Officer in Hebron Shooter's Company Says Other Soldiers Now Gun-shy

Criticism of Elor Azaria, charged with manslaughter, 'seeps in, influences what they think,' says deputy company commander.

Israel Defense Forces soldier Elor Azaria, the so-called Hebron shooter, with his lawyer in the courtroom in Jaffa, on Aug. 28, 2016.
Nir Keidar

In his testimony on Thursday on behalf of Sgt. Elor Azaria, the soldier accused of manslaughter for shooting and killing a Palestinian assailant lying gravely wounded on the ground, the defendant’s deputy company commander said discussion of the case after the shooting made his soldiers leery about opening fire.
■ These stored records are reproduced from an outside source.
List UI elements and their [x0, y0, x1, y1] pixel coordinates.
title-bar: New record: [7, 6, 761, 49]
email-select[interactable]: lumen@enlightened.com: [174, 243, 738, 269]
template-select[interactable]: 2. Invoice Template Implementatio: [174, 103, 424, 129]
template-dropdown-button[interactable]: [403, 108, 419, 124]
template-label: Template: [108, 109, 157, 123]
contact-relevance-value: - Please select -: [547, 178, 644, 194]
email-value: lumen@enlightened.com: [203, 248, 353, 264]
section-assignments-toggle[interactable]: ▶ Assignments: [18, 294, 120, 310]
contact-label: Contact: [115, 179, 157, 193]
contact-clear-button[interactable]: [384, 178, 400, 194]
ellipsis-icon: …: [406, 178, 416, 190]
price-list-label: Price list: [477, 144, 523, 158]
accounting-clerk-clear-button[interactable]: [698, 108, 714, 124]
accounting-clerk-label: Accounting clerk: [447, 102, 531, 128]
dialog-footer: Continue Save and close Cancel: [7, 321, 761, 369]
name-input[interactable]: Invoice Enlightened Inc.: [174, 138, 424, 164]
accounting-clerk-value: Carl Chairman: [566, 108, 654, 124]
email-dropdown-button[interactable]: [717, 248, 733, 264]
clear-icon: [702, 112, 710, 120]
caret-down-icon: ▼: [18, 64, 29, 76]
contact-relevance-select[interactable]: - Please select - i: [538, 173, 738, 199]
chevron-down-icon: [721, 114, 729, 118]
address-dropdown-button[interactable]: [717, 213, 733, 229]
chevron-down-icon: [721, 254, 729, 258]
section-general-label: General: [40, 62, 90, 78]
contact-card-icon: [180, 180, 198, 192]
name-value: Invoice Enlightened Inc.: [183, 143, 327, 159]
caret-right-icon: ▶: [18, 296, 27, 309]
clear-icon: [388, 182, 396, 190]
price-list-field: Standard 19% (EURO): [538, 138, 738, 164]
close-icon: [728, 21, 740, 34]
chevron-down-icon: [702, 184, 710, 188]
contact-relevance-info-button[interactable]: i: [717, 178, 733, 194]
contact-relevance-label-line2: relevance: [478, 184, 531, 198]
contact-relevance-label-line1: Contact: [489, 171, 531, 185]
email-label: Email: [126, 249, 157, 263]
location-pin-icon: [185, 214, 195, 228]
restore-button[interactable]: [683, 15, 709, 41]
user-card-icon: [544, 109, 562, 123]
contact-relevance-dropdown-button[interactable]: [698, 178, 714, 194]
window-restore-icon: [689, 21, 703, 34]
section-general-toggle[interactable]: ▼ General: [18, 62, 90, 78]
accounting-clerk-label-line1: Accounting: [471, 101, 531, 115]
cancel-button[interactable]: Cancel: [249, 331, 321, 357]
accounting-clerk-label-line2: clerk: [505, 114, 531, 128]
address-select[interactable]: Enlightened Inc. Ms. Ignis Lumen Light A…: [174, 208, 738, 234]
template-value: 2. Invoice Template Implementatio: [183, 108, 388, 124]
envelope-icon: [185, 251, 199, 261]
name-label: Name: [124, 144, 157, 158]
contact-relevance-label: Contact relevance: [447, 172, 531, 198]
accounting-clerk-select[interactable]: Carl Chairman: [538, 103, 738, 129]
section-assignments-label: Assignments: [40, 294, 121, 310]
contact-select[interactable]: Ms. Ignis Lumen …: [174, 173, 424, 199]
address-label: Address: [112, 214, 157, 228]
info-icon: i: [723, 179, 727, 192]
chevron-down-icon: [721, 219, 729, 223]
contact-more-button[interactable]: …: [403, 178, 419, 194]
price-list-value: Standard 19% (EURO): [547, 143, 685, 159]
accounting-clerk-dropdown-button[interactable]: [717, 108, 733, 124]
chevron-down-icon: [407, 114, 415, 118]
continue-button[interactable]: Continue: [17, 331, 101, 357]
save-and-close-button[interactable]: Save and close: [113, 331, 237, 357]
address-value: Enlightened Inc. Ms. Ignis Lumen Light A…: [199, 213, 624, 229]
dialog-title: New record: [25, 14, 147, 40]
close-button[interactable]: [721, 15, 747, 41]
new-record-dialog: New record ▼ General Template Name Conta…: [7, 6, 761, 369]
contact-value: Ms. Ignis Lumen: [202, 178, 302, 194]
The witness added that the soldiers were influenced by commanders who insisted that Azaria was lying about what happened.
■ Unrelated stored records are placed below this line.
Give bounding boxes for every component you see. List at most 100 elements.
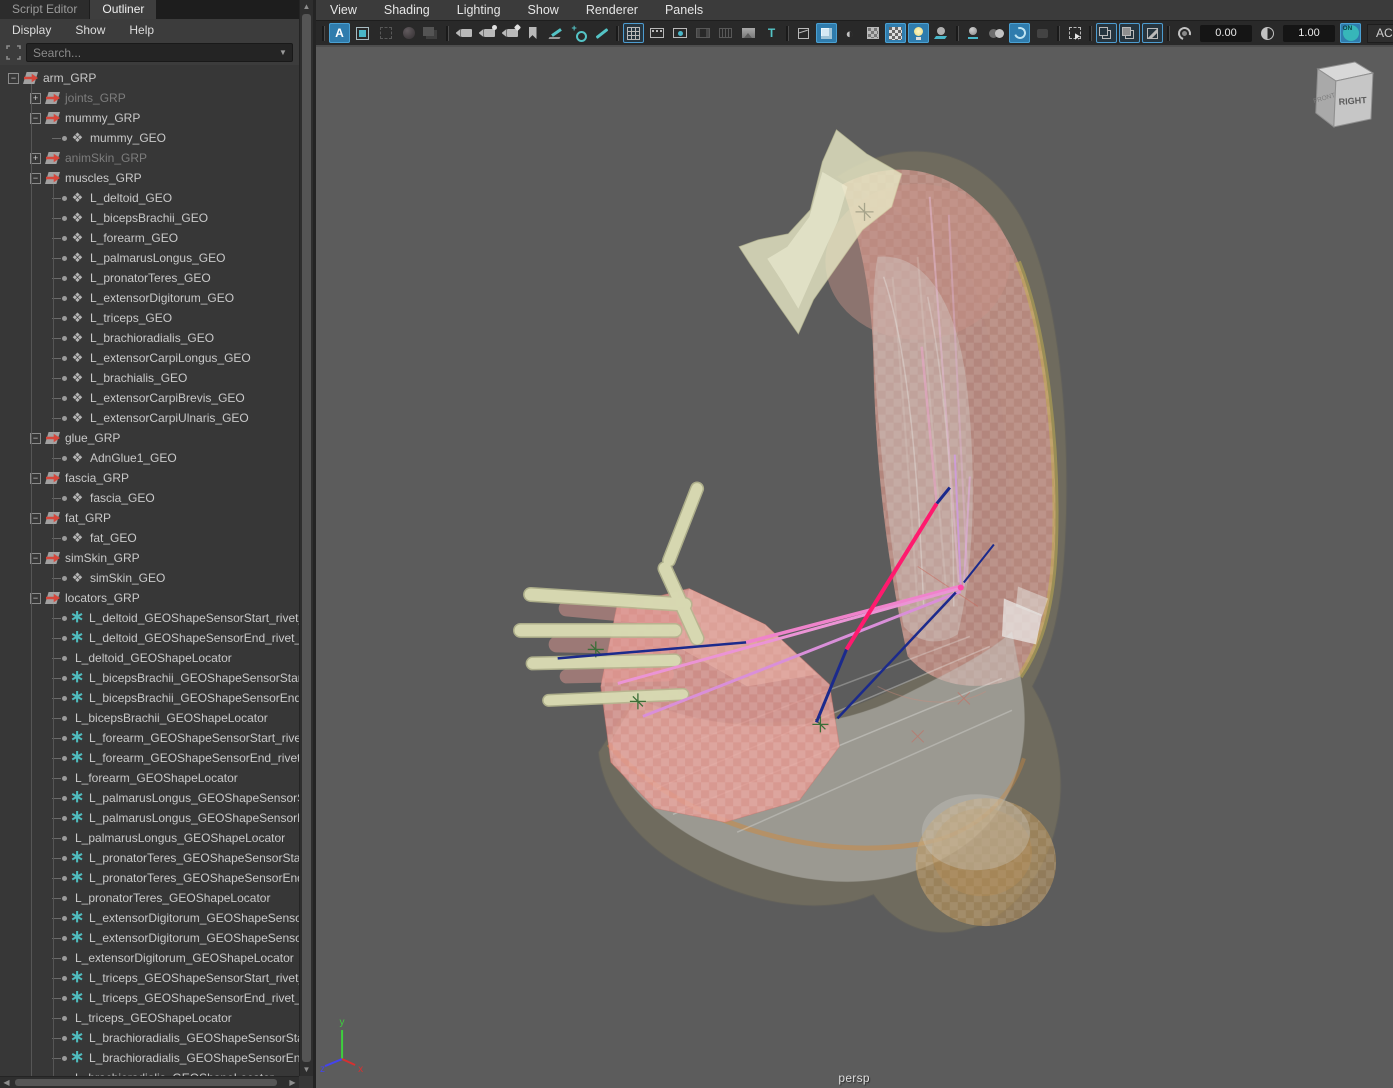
tree-item-L_extensorDigitorum_GEOShapeLocator[interactable]: L_extensorDigitorum_GEOShapeLocator bbox=[0, 948, 313, 968]
group-node-icon[interactable] bbox=[45, 432, 60, 444]
mesh-node-icon[interactable] bbox=[70, 410, 85, 426]
menu-help[interactable]: Help bbox=[129, 23, 154, 37]
group-node-icon[interactable] bbox=[45, 552, 60, 564]
mesh-node-icon[interactable] bbox=[70, 270, 85, 286]
tree-item-L_pronatorTeres_GEO[interactable]: L_pronatorTeres_GEO bbox=[0, 268, 313, 288]
tree-item-L_triceps_GEOShapeSensorEnd_rivet_loc[interactable]: L_triceps_GEOShapeSensorEnd_rivet_loc bbox=[0, 988, 313, 1008]
group-node-icon[interactable] bbox=[45, 592, 60, 604]
tree-item-L_extensorCarpiBrevis_GEO[interactable]: L_extensorCarpiBrevis_GEO bbox=[0, 388, 313, 408]
tree-item-L_deltoid_GEOShapeSensorEnd_rivet_loc[interactable]: L_deltoid_GEOShapeSensorEnd_rivet_loc bbox=[0, 628, 313, 648]
rivet-node-icon[interactable] bbox=[70, 810, 84, 826]
filter-selection-icon[interactable] bbox=[4, 44, 22, 62]
scroll-down-icon[interactable]: ▼ bbox=[300, 1063, 313, 1076]
checker-icon[interactable] bbox=[885, 23, 906, 43]
xray-active-icon[interactable] bbox=[1142, 23, 1163, 43]
tree-item-L_forearm_GEOShapeLocator[interactable]: L_forearm_GEOShapeLocator bbox=[0, 768, 313, 788]
vp-menu-view[interactable]: View bbox=[330, 3, 357, 17]
tree-item-L_pronatorTeres_GEOShapeSensorStart_rivet_loc[interactable]: L_pronatorTeres_GEOShapeSensorStart_rive… bbox=[0, 848, 313, 868]
tab-script-editor[interactable]: Script Editor bbox=[0, 0, 89, 19]
tree-item-mummy_GEO[interactable]: mummy_GEO bbox=[0, 128, 313, 148]
tree-item-L_forearm_GEOShapeSensorStart_rivet_loc[interactable]: L_forearm_GEOShapeSensorStart_rivet_loc bbox=[0, 728, 313, 748]
rivet-node-icon[interactable] bbox=[70, 870, 84, 886]
mesh-node-icon[interactable] bbox=[70, 570, 85, 586]
xray-icon[interactable] bbox=[1096, 23, 1117, 43]
group-node-icon[interactable] bbox=[45, 92, 60, 104]
shaded-icon[interactable] bbox=[816, 23, 837, 43]
rivet-node-icon[interactable] bbox=[70, 990, 84, 1006]
tree-item-L_triceps_GEOShapeLocator[interactable]: L_triceps_GEOShapeLocator bbox=[0, 1008, 313, 1028]
tree-item-L_bicepsBrachii_GEOShapeSensorStart_rivet_loc[interactable]: L_bicepsBrachii_GEOShapeSensorStart_rive… bbox=[0, 668, 313, 688]
mesh-node-icon[interactable] bbox=[70, 530, 85, 546]
collapse-icon[interactable]: − bbox=[8, 73, 19, 84]
bookmark-icon[interactable] bbox=[522, 23, 543, 43]
mesh-node-icon[interactable] bbox=[70, 330, 85, 346]
tree-item-fat_GRP[interactable]: −fat_GRP bbox=[0, 508, 313, 528]
tree-item-fascia_GEO[interactable]: fascia_GEO bbox=[0, 488, 313, 508]
group-node-icon[interactable] bbox=[45, 472, 60, 484]
shadows-icon[interactable] bbox=[931, 23, 952, 43]
tree-item-L_brachioradialis_GEO[interactable]: L_brachioradialis_GEO bbox=[0, 328, 313, 348]
view-cube[interactable]: RIGHT FRONT bbox=[1313, 62, 1373, 127]
rivet-node-icon[interactable] bbox=[70, 790, 84, 806]
depth-of-field-icon[interactable] bbox=[1032, 23, 1053, 43]
mesh-node-icon[interactable] bbox=[70, 450, 85, 466]
color-management-toggle[interactable]: ON bbox=[1340, 23, 1361, 43]
mesh-node-icon[interactable] bbox=[70, 230, 85, 246]
image-stack-icon[interactable] bbox=[421, 23, 442, 43]
mesh-node-icon[interactable] bbox=[70, 250, 85, 266]
search-input[interactable] bbox=[27, 46, 274, 60]
field-chart-icon[interactable] bbox=[715, 23, 736, 43]
material-override-icon[interactable]: ◐ bbox=[839, 23, 860, 43]
rivet-node-icon[interactable] bbox=[70, 630, 84, 646]
hud-icon[interactable]: T bbox=[761, 23, 782, 43]
tree-item-L_triceps_GEOShapeSensorStart_rivet_loc[interactable]: L_triceps_GEOShapeSensorStart_rivet_loc bbox=[0, 968, 313, 988]
rivet-node-icon[interactable] bbox=[70, 930, 84, 946]
outliner-vertical-scrollbar[interactable]: ▲ ▼ bbox=[299, 0, 313, 1076]
camera-attributes-icon[interactable] bbox=[499, 23, 520, 43]
tree-item-mummy_GRP[interactable]: −mummy_GRP bbox=[0, 108, 313, 128]
mesh-node-icon[interactable] bbox=[70, 310, 85, 326]
view-cube-front-label[interactable]: RIGHT bbox=[1338, 95, 1367, 107]
mesh-node-icon[interactable] bbox=[70, 490, 85, 506]
tree-item-L_pronatorTeres_GEOShapeSensorEnd_rivet_loc[interactable]: L_pronatorTeres_GEOShapeSensorEnd_rivet_… bbox=[0, 868, 313, 888]
menu-display[interactable]: Display bbox=[12, 23, 51, 37]
tree-item-L_pronatorTeres_GEOShapeLocator[interactable]: L_pronatorTeres_GEOShapeLocator bbox=[0, 888, 313, 908]
rivet-node-icon[interactable] bbox=[70, 1050, 84, 1066]
vp-menu-show[interactable]: Show bbox=[528, 3, 559, 17]
vp-menu-lighting[interactable]: Lighting bbox=[457, 3, 501, 17]
tree-item-muscles_GRP[interactable]: −muscles_GRP bbox=[0, 168, 313, 188]
tree-item-fascia_GRP[interactable]: −fascia_GRP bbox=[0, 468, 313, 488]
scroll-up-icon[interactable]: ▲ bbox=[300, 0, 313, 13]
rivet-node-icon[interactable] bbox=[70, 750, 84, 766]
mesh-node-icon[interactable] bbox=[70, 370, 85, 386]
contrast-icon[interactable] bbox=[1257, 23, 1278, 43]
tree-item-L_brachialis_GEO[interactable]: L_brachialis_GEO bbox=[0, 368, 313, 388]
film-gate-icon[interactable] bbox=[646, 23, 667, 43]
search-dropdown-icon[interactable]: ▼ bbox=[274, 48, 292, 57]
lights-icon[interactable] bbox=[908, 23, 929, 43]
antialias-swirl-icon[interactable] bbox=[1009, 23, 1030, 43]
mesh-node-icon[interactable] bbox=[70, 350, 85, 366]
tree-item-L_deltoid_GEOShapeSensorStart_rivet_loc[interactable]: L_deltoid_GEOShapeSensorStart_rivet_loc bbox=[0, 608, 313, 628]
tree-item-L_brachioradialis_GEOShapeSensorStart_rivet_loc[interactable]: L_brachioradialis_GEOShapeSensorStart_ri… bbox=[0, 1028, 313, 1048]
tree-item-simSkin_GRP[interactable]: −simSkin_GRP bbox=[0, 548, 313, 568]
tree-item-L_forearm_GEO[interactable]: L_forearm_GEO bbox=[0, 228, 313, 248]
tree-item-L_deltoid_GEO[interactable]: L_deltoid_GEO bbox=[0, 188, 313, 208]
rivet-node-icon[interactable] bbox=[70, 690, 84, 706]
rivet-node-icon[interactable] bbox=[70, 970, 84, 986]
xray-joints-icon[interactable] bbox=[1119, 23, 1140, 43]
tree-item-joints_GRP[interactable]: +joints_GRP bbox=[0, 88, 313, 108]
tree-item-AdnGlue1_GEO[interactable]: AdnGlue1_GEO bbox=[0, 448, 313, 468]
group-node-icon[interactable] bbox=[45, 172, 60, 184]
mesh-node-icon[interactable] bbox=[70, 210, 85, 226]
pan-zoom-icon[interactable] bbox=[568, 23, 589, 43]
exposure-icon[interactable] bbox=[1174, 23, 1195, 43]
tree-item-L_brachioradialis_GEOShapeSensorEnd_rivet_loc[interactable]: L_brachioradialis_GEOShapeSensorEnd_rive… bbox=[0, 1048, 313, 1068]
group-node-icon[interactable] bbox=[45, 512, 60, 524]
resolution-gate-icon[interactable] bbox=[669, 23, 690, 43]
tab-outliner[interactable]: Outliner bbox=[90, 0, 156, 19]
tree-item-L_bicepsBrachii_GEOShapeSensorEnd_rivet_loc[interactable]: L_bicepsBrachii_GEOShapeSensorEnd_rivet_… bbox=[0, 688, 313, 708]
vp-menu-shading[interactable]: Shading bbox=[384, 3, 430, 17]
mesh-node-icon[interactable] bbox=[70, 190, 85, 206]
antialias-a-icon[interactable]: A bbox=[329, 23, 350, 43]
Azaria’s deputy company commander, identified as Y., who was not at the scene of the March 24 shooting in Hebron, said: “I hear soldiers saying that if there is a terrorist, as long as he doesn’t endanger them, they won’t open fire so they don’t run the risk.” He added: “Ultimately, if you have conversations all the time on something that is improper and prohibited, it seeps in and in my opinion it influences what they think about the incident itself.”

Y. said the official line was that Azaria was lying, a position that he said was conveyed by both the brigade and company commanders but less so by the battalion commander.

Azaria is accused of fatally shooting the assailant in the head. The prosecution claims the assailant, Abdel Fattah al-Sharif, was lying virtually motionless on the ground after being shot several times following his stabbing of a soldier, and posed no threat to Azaria or any of the bystanders at the scene. Azaria insists he shot Sharif because he believed he was carrying a concealed bomb.

Another witness on Thursday, Magen David Adom paramedic Zaki Yahav, who was present at the scene of the incident, said there was indeed fear that the terrorist was carrying explosives that could explode. Asked on cross-examination why he didn’t say that when questioned by military police investigators, Yahav replied that his answers didn’t fully express his thoughts, the investigator wasn’t posing questions “in this direction,” and “therefore I tried to make it short and wrap up the process as quickly as possible.”

On Tuesday, a member of the Hebron Jewish community emergency response team, Asher Horowitz, backed Azaria’s claim that he thought Sharif might have been wearing a suicide vest.

In another development in the case, the court allowed Azaria to be released from custody for 24 hours to visit his father, who is hospitalized at Ichilov Hospital in Tel Aviv.